Kimberly-Clark banned own 'flushable' wipes: whistleblower
KIMBERLY-CLARK once banned staff from flushing its own "flushable" wet wipes down office toilets due to major issues the products caused to the company's sewerage system, a former employee claims.
The revelation comes as the Kleenex maker stands by its "flushability" claims in the face of a lawsuit brought by Australia's consumer watchdog, which could result in fines of more than $1 million.
The Australian Competition and Consumer Commission accuses Kimberly-Clark and another manufacturer of misleadingly marketing sanitary wipes as "flushable" and with similar properties to toilet paper.
Australian water utilities spend an estimated $15 million a year removing wet wipes from sewage treatment plants and pumping stations, and households can face plumbing bills in the thousands of dollars.
The Water Services Association of Australia, along with more than 300 international water utilities and partner organisations, have signed a global statement demanding that only the "three Ps - pee, poo and toilet paper" - be flushed.
Pental, which makes White King wipes, said Monday it had removed the word "flushable" from its products earlier this year, but Kimberly-Clark remained defiant.
"Kimberly-Clark stands by the claims we made about the flushability of our Kleenex Cottonelle Flushable Cleansing Cloths, which were supplied up until May 2016," a spokeswoman said on Monday.
"Our claims that these products are flushable are accurate and the proceedings will be defended on that basis.
These products and the current Kleenex Cottonelle Flushable Wipes meet or exceed the requirements set out in the INDA/EDANA Flushability guidelines, which are the only widely accepted guidelines for assessing flushability."

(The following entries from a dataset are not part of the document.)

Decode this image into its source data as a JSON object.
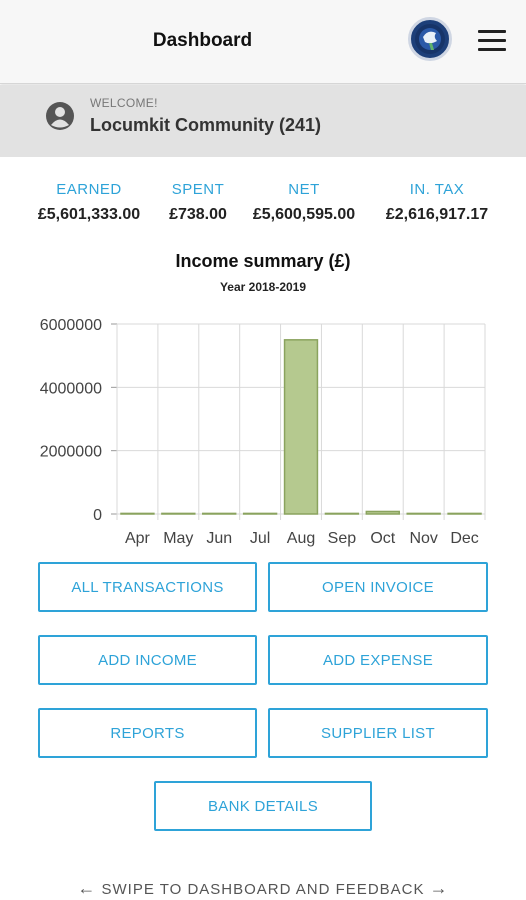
{
  "header": {
    "title": "Dashboard",
    "logo_icon": "locumkit-logo",
    "menu_icon": "hamburger-menu-icon"
  },
  "welcome": {
    "label": "WELCOME!",
    "name": "Locumkit Community (241)",
    "icon": "account-icon"
  },
  "stats": [
    {
      "label": "EARNED",
      "value": "£5,601,333.00"
    },
    {
      "label": "SPENT",
      "value": "£738.00"
    },
    {
      "label": "NET",
      "value": "£5,600,595.00"
    },
    {
      "label": "IN. TAX",
      "value": "£2,616,917.17"
    }
  ],
  "chart_data": {
    "type": "bar",
    "title": "Income summary (£)",
    "subtitle": "Year 2018-2019",
    "categories": [
      "Apr",
      "May",
      "Jun",
      "Jul",
      "Aug",
      "Sep",
      "Oct",
      "Nov",
      "Dec"
    ],
    "values": [
      0,
      0,
      0,
      0,
      5500000,
      0,
      80000,
      0,
      0
    ],
    "ylim": [
      0,
      6000000
    ],
    "yticks": [
      "0",
      "2000000",
      "4000000",
      "6000000"
    ],
    "grid": true,
    "colors": {
      "bar_fill": "#b5c98f",
      "bar_stroke": "#8aa35e",
      "grid": "#d9d9d9"
    }
  },
  "buttons": {
    "all_transactions": "ALL TRANSACTIONS",
    "open_invoice": "OPEN INVOICE",
    "add_income": "ADD INCOME",
    "add_expense": "ADD EXPENSE",
    "reports": "REPORTS",
    "supplier_list": "SUPPLIER LIST",
    "bank_details": "BANK DETAILS"
  },
  "footer": {
    "swipe_text": "SWIPE TO DASHBOARD AND FEEDBACK",
    "left_icon": "arrow-left-icon",
    "right_icon": "arrow-right-icon"
  },
  "colors": {
    "accent": "#2ea3d8"
  }
}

But a former employee of Kimberly-Clark based in the United States expressed surprise at the company's position, revealing that hundreds of staff at one office building were banned from using flushable wet wipes in 2014 because they "caused major issues with the sewer system because they did not disintegrate".
"Their statement was that the building had old plumbing and could not handle 300 people using flushable wipes," he told news.com.au.
While the former employee said it was not a company-wide edict, the claim raises questions about why Kimberly-Clark continued to market the products as "flushable" when internally it acknowledged they could clog plumbing systems.
A Kimberly-Clark spokeswoman did not deny the 2014 ban. "Given we do not have all the information related to the former employee's claims, we are not able to comment at this stage," she said.
The spokeswoman would not confirm whether staff were encouraged to flush wet wipes down company toilets in Australia, saying only that wet wipes were "stocked" in the bathrooms.
"I can confirm that Kimberly-Clark currently stocks Kleenex Cottonelle Flushable Wipes in our offices in Australia," she said.
"I have also reached out to my colleagues in the United States who have confirmed we also stock our flushable wipes products in our US offices. We stand by the claims we make about the flushability of our Kleenex Cottonelle Flushable Wipes."
ACCC chairman Rod Sims said Monday that Kimberly-Clark and Pental led consumers to believe the products were suitable to be flushed down household toilets, "when this was not the case".
"These products did not, for example, disintegrate like toilet paper when flushed," he said. "Australian water authorities face significant problems when non-suitable products are flushed down the toilet as they contribute to blockages in household and municipal sewerage systems."
The action stemmed from a complaint lodged by consumer group Choice, which awarded Kleenex a "Shonky Award" in 2015 for its flushable wipes. The group said its tests found the wipes held together for 21 hours, while toilet paper dissolves in a few minutes.
"Consumers rightly expect that a product labelled 'flushable' won't damage their pipes or our waterways," Choice spokesman Tom Godfrey said.
"The consumer law exists to protect consumers from harmful, misleading advertising and we're sure that the thousands of people who joined our campaign are pleased to see the law being used to clean up dodgy claims."
Earlier this week, Shine Lawyers said disgruntled homeowners could have grounds for a class-action lawsuit against Kimberly-Clark and Pental. Shine Lawyers class actions principal Jan Saddler said the law firm would "certainly have a look at it".
"If people have incurred significant costs in rectifying a problem caused by that product when it's not consistent with the way that product is marketed and sold to consumers, why wouldn't we investigate further?" she said.